A good example of a question would be:
Is hair classified as naturally ‘blond’ more likely to measure less than 60 microns in diameter?
Identify your Null and Alternative Hypothesis
Once I’ve framed the question in a simple yes/no format without ambiguities, developing the null and alternative hypotheses is actually pretty simple. The null hypothesis should state that chance is the only factor in seeming correlations between hair color and hair diameter:
There is no correlation between hair color and the diameter of a single hair.
The alternative hypothesis should state that, as my friend claims, blond hair is more likely to be of small diameter:
Hair classified as naturally ‘blond’ is more likely to measure less than 60 microns in diameter.
Null Hypothesis ( H0 )
The assumption that experimental results are due to chance alone is called Null Hypothesis.
First, a Null Hypothesis is what you would expect by chance alone.
Second, a Null Hypothesis assumes things to be equal.
Third, a Null Hypothesis is NOT your theory
- When the null hypothesis contains only an equal sign
- The hypothesis test has two tails (or rejection regions).
- The alternative hypothesis contains a “not equal to” sign.
- It can be rejected by the test statistic being significantly large or small.

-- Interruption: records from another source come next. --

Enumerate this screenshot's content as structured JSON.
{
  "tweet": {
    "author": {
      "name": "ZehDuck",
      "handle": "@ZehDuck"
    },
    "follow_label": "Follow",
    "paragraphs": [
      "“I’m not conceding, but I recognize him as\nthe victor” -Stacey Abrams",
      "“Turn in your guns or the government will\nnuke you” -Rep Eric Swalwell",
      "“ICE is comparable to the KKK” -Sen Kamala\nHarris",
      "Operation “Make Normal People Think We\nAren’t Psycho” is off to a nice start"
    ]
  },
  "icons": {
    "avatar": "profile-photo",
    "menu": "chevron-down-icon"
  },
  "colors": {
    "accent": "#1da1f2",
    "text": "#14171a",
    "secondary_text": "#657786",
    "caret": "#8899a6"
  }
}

Statement of zero or no change. If the original claim includes equality (<=, =, or >=), it is the null hypothesis. If the original claim does not include equality (<, not equal, >) then the null hypothesis is the complement of the original claim. The null hypothesis always includes the equal sign. The decision is based on the null hypothesis.
Alternative Hypothesis ( H1 or Ha )
This is your theory.
A statement that is true if the null hypothesis is false. The type of test (left, right, or two-tail) is based on the alternative hypothesis.
When the null hypothesis contains only an equal sign, the alternative hypothesis contains a “not equal to” sign.
Alternative Hypothesis for a Two-Tailed Test
H0: µnew = µcurrent Ha: µnew is not = µcurrent
Examples of Hypothesis Statements
Ex. Are Cycle times / Error rates / Conversion rates statistically different based on different features (groups of people, processes followed, geography, level of training, age, etc)
Example: Has the cycle time of my transaction changed from year 1 to year 2?
H0 = Average of Year 1 = Average of Year 2 ; No change occurred; any change is due to chance alone
Ha = Average of Year 1 NOT = Average of Year 2.
Example # 2: Determine if a new machining process has reduced the diameter of a product
H0 = It did not reduce the diameter
HA = It did reduce the diameter
Beware of Hypothesis Testing Errors
- Type 1 Error (Alpha) – Happens when our significance level is too large
- Type 2 Error (Beta) – Happens when our significance level is too small
Type I error (alpha risk)
Rejecting the null hypothesis when it is true (saying false when true). Usually the more serious error.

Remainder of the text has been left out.